Qu’est ce qui vous a tant plu dans ce texte ? 

J’aime que le théâtre raconte des histoires, qu’il y ait une préoccupation de la narration, et qu’il nous plonge dans les perspectives politico-historiques qui résonnent avec notre présent. Tony Kushner a quelque chose d’un Brecht, avec aussi un sens du scénario, des histoires, du rebondissement, du suspens…  très contemporain. Et très politique. Les critiques américains reprochent clairement à Spielberg d’avoir un scénariste communiste. Dès cette première pièce, il montre la dégradation progressive de la république de Weimar, à travers des personnages qui ne sont pas où on les attend. La plus politisée ne sera pas celle qui accomplira le geste de bravoure. Ces personnages, dans le Berlin des années 1930, nous ressemblent. Ils nous interrogent sur notre degré d’aveuglement ou de conscience, de résistance ou d’acceptation. Faut-il rester lorsque la démocratie bascule et que les génocides se préparent ? Fuir, résister, s’allier ?

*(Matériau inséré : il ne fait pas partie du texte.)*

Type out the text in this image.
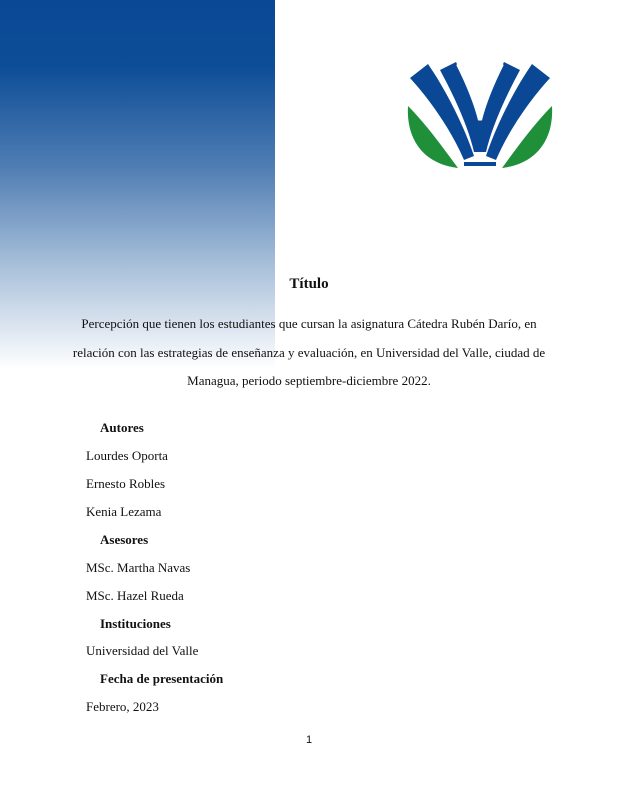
Título
Percepción que tienen los estudiantes que cursan la asignatura Cátedra Rubén Darío, en
relación con las estrategias de enseñanza y evaluación, en Universidad del Valle, ciudad de
Managua, periodo septiembre-diciembre 2022.
Autores
Lourdes Oporta
Ernesto Robles
Kenia Lezama
Asesores
MSc. Martha Navas
MSc. Hazel Rueda
Instituciones
Universidad del Valle
Fecha de presentación
Febrero, 2023
1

Cette bascule démocratique est en jeu aussi pour la réélection de Reagan ? 

C’est ce qui est interrogé. Cinquante ans après Weimar, en 1985, une jeune femme bombe sur les murs de New York : « Reagan = Hitler, Weimar aussi avait une constitution ». On oublie trop que Hitler a été élu démocratiquement, qu’il a gagné le pouvoir par une alliance avec la droite, contre la gauche, qui n’a pas su s’allier. Zillah rappelle tout cela, l’incendie du Reichstag attribué aux communistes, la droite capitaliste qui pense qu’Hitler va être maitrisable. La situation politique des États-Unis en 1985 ressemble à bien des égards à cela. Sans parler de Trump.

Catherine Marnas © Frédéric Desmesure

Comment Tony Kushner en parle-t-il, justement ? 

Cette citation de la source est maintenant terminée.